Ma Bua è stato anche autore eclettico e versatile: ha scritto romanzi, racconti, leggende e saggi. Pur formatosi nella grande famiglia antropologica di Ernesto De Martino e Alberto Cirese, amava disegnare gli universi dell’immaginario popolare sfilandosi dall’approccio strettamente filologico. In lui prevaleva piuttosto una carica creativa che travalicava la metodologia della ricerca neutra. Il suo sguardo si spingeva oltre l’osservazione statica, diventando un’indagine letteraria e metaforica. In quest’ottica, la realtà osservata veniva restituita in azione, attraverso una scrittura fedele al contesto e ai contenuti analizzati, mai distante, né distaccata.
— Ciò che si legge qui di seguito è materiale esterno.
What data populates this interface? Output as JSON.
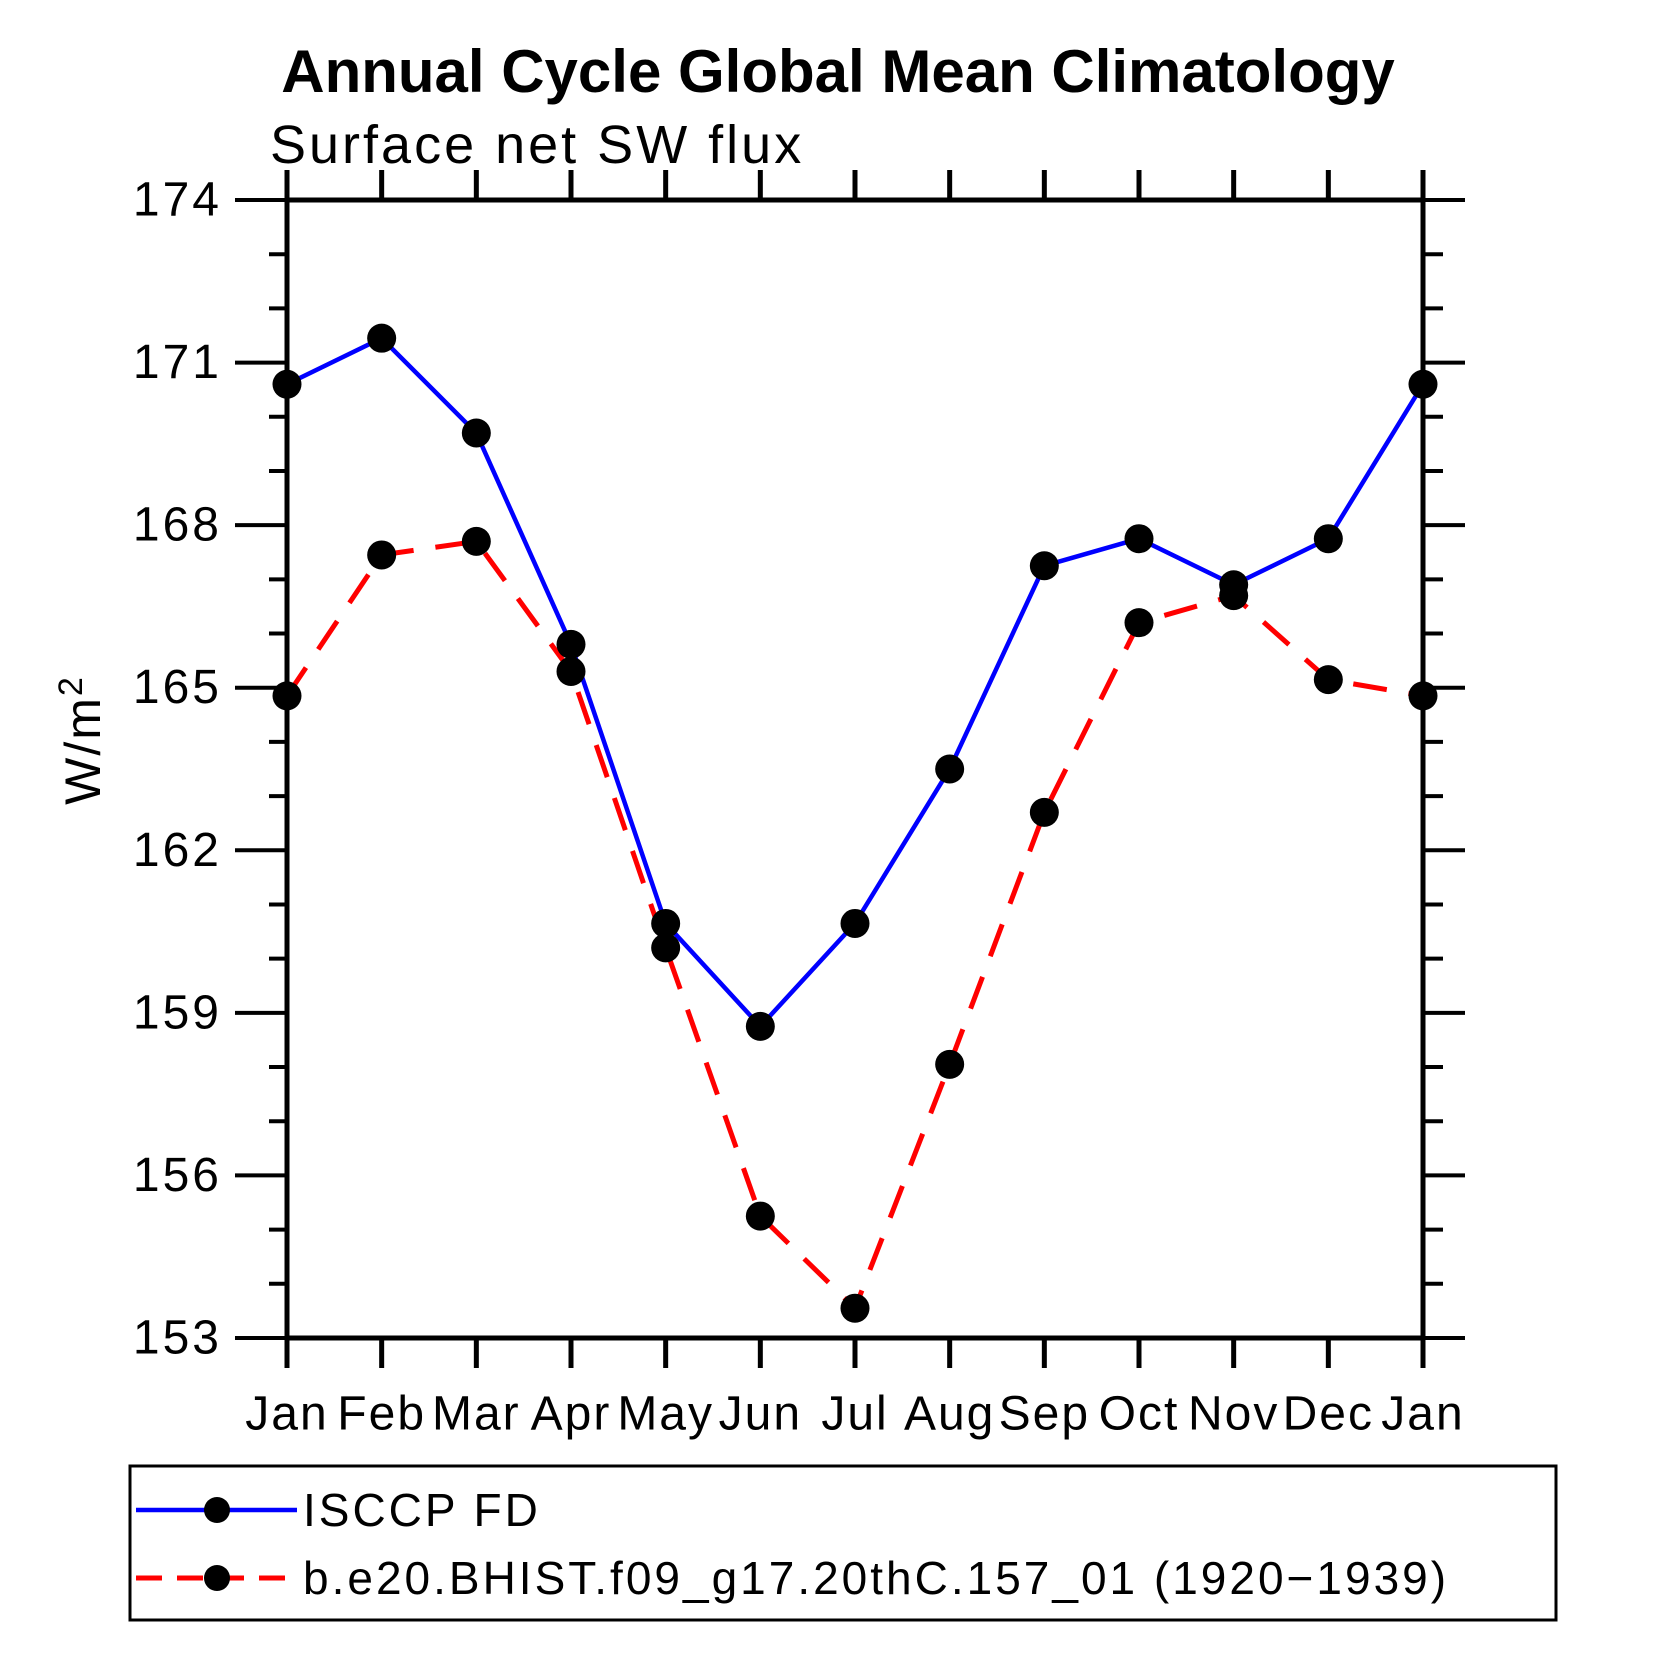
{
  "page": {
    "background": "#ffffff"
  },
  "chart_data": {
    "type": "line",
    "title": "Annual Cycle Global Mean Climatology",
    "subtitle": "Surface net SW flux",
    "ylabel": "W/m²",
    "ylabel_base": "W/m",
    "ylabel_exponent": "2",
    "categories": [
      "Jan",
      "Feb",
      "Mar",
      "Apr",
      "May",
      "Jun",
      "Jul",
      "Aug",
      "Sep",
      "Oct",
      "Nov",
      "Dec",
      "Jan"
    ],
    "ylim": [
      153,
      174
    ],
    "ytick_major_step": 3,
    "ytick_minor_step": 1,
    "yticks_labeled": [
      "153",
      "156",
      "159",
      "162",
      "165",
      "168",
      "171",
      "174"
    ],
    "grid": false,
    "legend_position": "bottom-left",
    "axis_color": "#000000",
    "marker_color": "#000000",
    "series": [
      {
        "name": "ISCCP FD",
        "color": "#0000ff",
        "line_style": "solid",
        "marker": "circle",
        "values": [
          170.6,
          171.45,
          169.7,
          165.8,
          160.65,
          158.75,
          160.65,
          163.5,
          167.25,
          167.75,
          166.9,
          167.75,
          170.6
        ]
      },
      {
        "name": "b.e20.BHIST.f09_g17.20thC.157_01 (1920−1939)",
        "color": "#ff0000",
        "line_style": "dashed",
        "marker": "circle",
        "values": [
          164.85,
          167.45,
          167.7,
          165.3,
          160.2,
          155.25,
          153.55,
          158.05,
          162.7,
          166.2,
          166.7,
          165.15,
          164.85
        ]
      }
    ]
  }
}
E questo avveniva sia che si trattasse di saggistica, che di narrativa o di composizioni poetiche e musicali.

Emerge nell’opera di Bua uno spirito utopistico quasi irriducibile. Un aspetto che Placido Cherchi commentava così: “In un’epoca in cui il sogno viene sistematicamente sostituito dalla banalità del virtuale, la capacità di sognare credendo in forma lucida alla realizzabilità dei propri sogni, è una cosa rara e preziosa”. Una bussola, quella dell’idealità, che ha segnato molte strade politiche ed esistenziali di Bua, “inesorabilmente minoritarie e quasi sempre contromano”. Come se il suo essere fosse sempre esposto oltre i perimetri della realtà, ma sempre teso a trasformare questa pulsione di libertà in forza regolativa e in progetto. 

Tutto questo è ben visibile in molte sue pubblicazioni letterarie. Fra queste, “Chimbe upanishad in sardu logudoresu” (1999, S’Alvure), “Contos torrados dae attesu” (1999, S’Alvure), Gente di Ischiria (1985, Castello), “Il meglio di Salvatore Cambosu” (1984, Edizioni della Torre). 

Ma Bua è stato anche redattore della rivista “Sesuya”, dove ha pubblicato studi sulla poesia simbolica e su alcuni moduli metrici della tradizione sarda. Ha inoltre collaborato a diversi periodici, ed è comparso sugli Annali della Facoltà di Magistero di Cagliari e nell’inserto “Chi siamo” della “La Nuova Sardegna”. 

Morto nel 2009, la sua figura lascia alla storia del pensiero identitario sardo il segno più poetico di una resistenza intellettuale contro la violenta decadenza del mondo globalizzato. Una stella che brilla di utopia e di umanesimo.